Ma il meticciamento non può però essere liquidato con
snobismo come un fenomeno di tendenza. È un fenomeno
antico quanto l’uomo che rappresenta il primo luogo di
contatto tra culture che si percepiscono diverse.
Come sottolineato da Giuseppe Minoia di GFK Eurisko, in
occasione del convegno Welcome Marketing tenutosi a Biella
lo scorso 31 ottobre,
la fusione tra culture è uno dei
fenomeni in atto e “dobbiamo ipotizzare (la storia lo
insegna) che si stiano verificando fusioni che riguardano
anche la nostra cultura, i nostri riti e stili di vita e
consumo: dall’area food e beverage, al vestire, ai modi di
intendere
i
consumi
culturali,
d’entertainment
e
d’esperienza. I “nomadi” che migrano sino a noi sono
portatori di culture e ritualità che non possono non
fondersi con le nostre.

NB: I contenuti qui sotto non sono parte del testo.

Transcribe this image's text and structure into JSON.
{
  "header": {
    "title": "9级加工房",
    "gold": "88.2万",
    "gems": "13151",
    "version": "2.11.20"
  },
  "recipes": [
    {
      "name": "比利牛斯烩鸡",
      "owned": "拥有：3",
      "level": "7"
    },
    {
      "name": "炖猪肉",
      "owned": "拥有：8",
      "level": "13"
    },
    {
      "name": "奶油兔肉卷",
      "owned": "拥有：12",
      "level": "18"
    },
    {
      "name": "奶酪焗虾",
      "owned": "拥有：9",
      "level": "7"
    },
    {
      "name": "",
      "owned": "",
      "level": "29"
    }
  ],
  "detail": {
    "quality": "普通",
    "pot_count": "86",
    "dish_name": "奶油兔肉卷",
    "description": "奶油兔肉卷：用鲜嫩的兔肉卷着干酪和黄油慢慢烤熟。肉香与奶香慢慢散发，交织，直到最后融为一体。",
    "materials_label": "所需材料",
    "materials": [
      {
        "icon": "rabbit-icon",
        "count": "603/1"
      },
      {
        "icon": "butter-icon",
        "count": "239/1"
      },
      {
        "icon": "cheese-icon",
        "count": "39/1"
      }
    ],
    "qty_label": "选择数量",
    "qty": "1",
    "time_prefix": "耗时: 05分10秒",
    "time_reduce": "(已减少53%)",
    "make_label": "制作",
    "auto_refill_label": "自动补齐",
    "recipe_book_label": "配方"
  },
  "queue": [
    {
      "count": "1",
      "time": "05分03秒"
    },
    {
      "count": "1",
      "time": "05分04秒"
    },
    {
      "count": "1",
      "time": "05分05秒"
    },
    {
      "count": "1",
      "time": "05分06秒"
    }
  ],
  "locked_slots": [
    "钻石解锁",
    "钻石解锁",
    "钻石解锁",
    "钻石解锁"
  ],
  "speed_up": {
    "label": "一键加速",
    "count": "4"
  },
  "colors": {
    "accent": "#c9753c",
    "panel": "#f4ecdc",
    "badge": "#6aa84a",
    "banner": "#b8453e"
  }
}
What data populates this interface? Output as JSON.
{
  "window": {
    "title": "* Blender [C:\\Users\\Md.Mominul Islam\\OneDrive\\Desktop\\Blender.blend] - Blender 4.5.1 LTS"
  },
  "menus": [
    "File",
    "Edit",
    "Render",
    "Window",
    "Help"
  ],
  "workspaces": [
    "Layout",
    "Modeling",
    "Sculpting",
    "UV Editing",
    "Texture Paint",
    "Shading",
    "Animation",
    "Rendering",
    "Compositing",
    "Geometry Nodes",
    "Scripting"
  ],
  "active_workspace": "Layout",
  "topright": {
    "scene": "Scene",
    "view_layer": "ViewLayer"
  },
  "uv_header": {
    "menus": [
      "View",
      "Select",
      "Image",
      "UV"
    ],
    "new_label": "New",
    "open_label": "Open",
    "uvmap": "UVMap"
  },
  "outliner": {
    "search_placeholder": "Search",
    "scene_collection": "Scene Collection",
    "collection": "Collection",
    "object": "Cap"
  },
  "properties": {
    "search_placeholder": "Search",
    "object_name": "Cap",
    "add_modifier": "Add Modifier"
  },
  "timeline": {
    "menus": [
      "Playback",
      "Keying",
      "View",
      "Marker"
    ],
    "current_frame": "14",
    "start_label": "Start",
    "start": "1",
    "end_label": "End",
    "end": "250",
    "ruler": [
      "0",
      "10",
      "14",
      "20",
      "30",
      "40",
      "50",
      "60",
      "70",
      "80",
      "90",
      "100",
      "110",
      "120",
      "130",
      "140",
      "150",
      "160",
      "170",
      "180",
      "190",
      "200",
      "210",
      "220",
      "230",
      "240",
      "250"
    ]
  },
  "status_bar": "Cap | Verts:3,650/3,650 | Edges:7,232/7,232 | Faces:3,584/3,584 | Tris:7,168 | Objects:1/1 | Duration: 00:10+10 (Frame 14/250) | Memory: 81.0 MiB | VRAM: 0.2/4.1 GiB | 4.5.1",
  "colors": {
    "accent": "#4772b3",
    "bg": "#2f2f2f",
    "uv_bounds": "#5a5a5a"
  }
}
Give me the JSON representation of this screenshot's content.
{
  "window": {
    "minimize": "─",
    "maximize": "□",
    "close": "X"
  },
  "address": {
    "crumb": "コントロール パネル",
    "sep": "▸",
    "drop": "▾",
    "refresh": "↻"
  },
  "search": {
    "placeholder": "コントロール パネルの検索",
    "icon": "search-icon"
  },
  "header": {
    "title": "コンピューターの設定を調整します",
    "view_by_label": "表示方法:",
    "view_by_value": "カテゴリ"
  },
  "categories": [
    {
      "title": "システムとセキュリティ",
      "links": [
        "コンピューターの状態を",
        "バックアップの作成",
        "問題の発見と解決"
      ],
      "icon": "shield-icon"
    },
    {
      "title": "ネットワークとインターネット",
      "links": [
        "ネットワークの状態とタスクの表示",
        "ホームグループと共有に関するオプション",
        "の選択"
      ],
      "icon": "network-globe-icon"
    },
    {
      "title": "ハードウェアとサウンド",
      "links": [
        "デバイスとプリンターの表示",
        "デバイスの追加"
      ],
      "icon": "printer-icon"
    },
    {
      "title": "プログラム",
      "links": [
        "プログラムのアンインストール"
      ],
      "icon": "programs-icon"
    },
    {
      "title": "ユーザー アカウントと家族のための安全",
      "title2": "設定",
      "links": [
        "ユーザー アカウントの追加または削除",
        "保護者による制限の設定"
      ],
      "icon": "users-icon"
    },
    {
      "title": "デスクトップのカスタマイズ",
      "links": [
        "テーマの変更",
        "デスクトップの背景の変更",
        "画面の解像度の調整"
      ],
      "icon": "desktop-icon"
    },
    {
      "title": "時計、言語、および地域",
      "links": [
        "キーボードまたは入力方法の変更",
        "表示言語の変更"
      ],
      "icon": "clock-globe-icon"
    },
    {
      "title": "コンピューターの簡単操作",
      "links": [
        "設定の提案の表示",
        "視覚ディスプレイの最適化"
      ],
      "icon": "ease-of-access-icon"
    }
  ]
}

Il meticciato riguarderà il DNA delle
famiglie, ma anche dei prodotti di consumo e di servizio.
Anche i consumatori italiani cambieranno (stanno già
cambiando) nei desideri e nei bisogni, stimolati dal fascino
e dal mistero delle culture “nuove”. Le nuove culture, frutto
di fusione, meticciamento e scambio, dovranno essere
intercettate per evitare ritardi da marketing miopia.”
Il marketing meticcio appare dunque destinato a
conquistare sempre nuovi e vasti spazi tra gli italiani ma
anche tra i nuovi italiani come confermato da Rissa
Kourouma, giovane giornalista di Yalla Italia il mensile di
Vita scritto dai giovani musulmani, secondo cui, la moda
del futuro potrebbe rivelarsi etno-fusion ed etno-
democratica perché accontenterà tutti: religioni, colori,
etnie, gusti, genitori, figli e taglie.
Un approccio, che pare incontrare e interpretare le
sensibilità dei giovani migranti che ne fanno occasione di
normalità, socialità e divertimento. I format meticci
consentono ai giovani di vivere, con maggiore leggerezza, la
molteplicità
di
identità,
appartenenze,
lealtà
e
responsabilità.
La fusion attira e rassicura il cliente mainstream, in
particolar quando si limita all’estetica multietnica su cui si
fonda storicamente la strategia di marketing di Benetton
impostata da Oliviero Toscani ma anche quella del marchio
italiano Meltin’Pot, lanciato nel 1993 e che nel 2007 ha
sviluppato un fatturato di circa 80 milioni d’euro.
In tale contesto le aziende italiane possono permettersi di
sperimentare offerte creolizzate riducendo al minimo il
rischio di contaminazione e senza perdere la fiducia della
clientela maggioritaria e successivamente procedere a
meticciare, con prudenza, tutte le caratteristiche dell’offerta
– prodotto, servizio, luogo, media, esperienza - che viene
(ri) progettata miscelando porzioni di culture altre. Come
ha fatto la Barilla, marchio simbolo della tradizione
italiana, lanciando il Cous Cous Barilla come modo nuovo
e originale, moderno e contemporaneo di mangiare e
diventando main sponsor dell’undicesima edizione del Cous
Cous Fest tenutosi a fine settembre 2007 a San Vito Lo Capo.
Il cous cous sinora considerato il cibo etnico per
eccellenza nonostante sia stato introdotto in Italia a partire
dal VI secolo – ora, finalmente, entra a pieno titolo nella
tradizione italiana su cui Barilla fonda la propria
strategia.
Obama è diventato l’icona globale del meticciato cool&soft
in grado di promuovere il cambiamento ma anche di
rassicurare. Il sogno di tutti i professionisti della
comunicazione e del marketing!
La vittoria di Obama, meticcio e figlio di immigrati,
offrirà agli oltre 800 mila giovani migranti italiani (la
cross generation) motivazioni, entusiasmi, spazi e occasioni
per mettere alla prova il proprio talento. Come accaduto a
Malika Ayane, nata 24 anni fa a Milano da padre
marocchino e madre italiana, che ha appena pubblicato il
suo primo cd con la Sugar.
Probabilmente il marketing del futuro risulterà sempre
meno mono e inizierà a (multi) colorarsi progressivamente.
Un marketing gioiosamente meticcio e in continua
evoluzione. Che ci auguriamo risulti in grado di
coinvolgere e valorizzare anche la cross generation.